This week, across the road from the factory at Silverstone Circuit, Midland F1 has been undertaking an exclusive test in private. Part of this week's test programme involved the team undertaking straight line test runs, in addition to "running in...
This week, across the road from the factory at Silverstone Circuit, Midland F1 has been undertaking an exclusive test in private. Part of this week's test programme involved the team undertaking straight line test runs, in addition to "running in circles" around the Northamptonshire circuit. Ever wondered why teams do this kind of testing? Technical Director James Key was kind enough to provide the answers.
Q: Generally why do teams elect to run exclusive straight line tests as opposed to using the full circuit?

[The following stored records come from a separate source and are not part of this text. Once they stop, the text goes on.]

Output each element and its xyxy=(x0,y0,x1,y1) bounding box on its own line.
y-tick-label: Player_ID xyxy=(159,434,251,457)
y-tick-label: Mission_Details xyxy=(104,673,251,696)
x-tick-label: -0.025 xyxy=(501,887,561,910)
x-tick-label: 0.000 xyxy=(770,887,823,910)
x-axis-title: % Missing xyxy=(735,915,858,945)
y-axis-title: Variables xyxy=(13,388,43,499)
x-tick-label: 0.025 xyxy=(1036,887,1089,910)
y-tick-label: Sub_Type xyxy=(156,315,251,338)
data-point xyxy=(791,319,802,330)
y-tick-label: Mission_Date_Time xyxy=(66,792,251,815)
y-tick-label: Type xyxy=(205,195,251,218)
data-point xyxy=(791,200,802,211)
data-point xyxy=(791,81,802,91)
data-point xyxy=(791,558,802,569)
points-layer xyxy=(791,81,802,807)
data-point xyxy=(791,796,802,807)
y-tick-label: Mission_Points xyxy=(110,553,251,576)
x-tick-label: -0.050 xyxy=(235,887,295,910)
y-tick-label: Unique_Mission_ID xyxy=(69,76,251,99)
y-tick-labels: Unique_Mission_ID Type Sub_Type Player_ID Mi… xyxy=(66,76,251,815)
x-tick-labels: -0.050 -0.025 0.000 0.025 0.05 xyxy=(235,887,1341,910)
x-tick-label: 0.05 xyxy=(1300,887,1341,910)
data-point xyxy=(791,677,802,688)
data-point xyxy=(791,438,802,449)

James Key: Full circuit testing tends to be for quantifying performance levels and developments, as well as producing a realistic environment for reliability running. If a particular system is required to be measured or studied in detail, the number of variables during normal track running often do make it possible to make clear conclusions from the data acquired.
Straight line running is a very controlled form of track testing which allows repeatable measurements to be taken from one outing, minimising the effects of other variables. A typical example is full scale aero testing on track, which requires consistent weather conditions, constant sensor monitoring and a lot of data processing.
Q: What were Midland F1's aims at the test this week?
JK: There were a number of aims for this week's testing. The first day of testing was normal track running, during which we were evaluating some new mechanical components, a number of aero updates for San Marino and tyre testing with Bridgestone. On the second day, we undertook dedicated control system testing.
Q: How much of this test was just the progression of the teams development programme, and how much of it was specific to the next race at San Marino?
JK: Much of this test was a progression, some of which has come off the back of the three fly-away races we have just covered. However, all the parts that were tested are intended to run from San Marino onwards.
Q: Are there any differences between the way the team prepares and sets up for this kind of test session?
JK: For the dedicated straight line testing, there are a number of differences. Typically, these tests are for data acquisition, so additional sensors and data processing is required. Setup is maintained at a "nominal" level mechanically, while any test parts or methods/system to be run would be cycled through and compared to baseline runs, which are regularly undertaken through the day.
Q: How is data collected from straight line tests?
JK: As mentioned, straight line running is primarily about data acquisition and less about driver feedback, although this always remains useful. Depending on the nature of the test and what we are attempting to prove at the time, data will be collected in many different ways. It is important to understand all the factors which could affect the test results, and therefore additional sensors (in some cases specialised sensors or equipment which would only run for specific test requirements) and data processing methods will always be required.
The majority of data acquisition will be car based. However, in some cases, measurements of ambient conditions, wind direction, etc. will be monitored closely for each outing to ensure that any outside factors which will affect the data can be compensated for. A significant amount of data processing tends to take place after the event is complete. A straight line or similarly-controlled test will normally allow the team to learn a great deal about one particular aspect of the car's behaviour, far more than can be gained from normal track running. The knowledge gained is then fed into further car development.
Q: Do the drivers have to change their preparation and driving style in order to gain the benefits of straight line tests?
JK: Yes. To be honest, straight line testing can be fairly boring for the drivers, as they are less involved with the work being carried out and running is very repetitive. Having said that, much depends on the type of testing being carried out. For aero testing, there is little that a driver can feedback or influence. During control systems testing, however, the driver is more involved.
In all cases, the driver will have to be very consistent, so there is a fair amount of importance to the "driving style" employed. Similarly, there may be some driver "training" required during such tests for new control system developments, or modifying the way a certain manoeuvre is carried out. In this respect, the tests can be useful to the driver, in that he may be able to carry over some of what is covered to normal track running.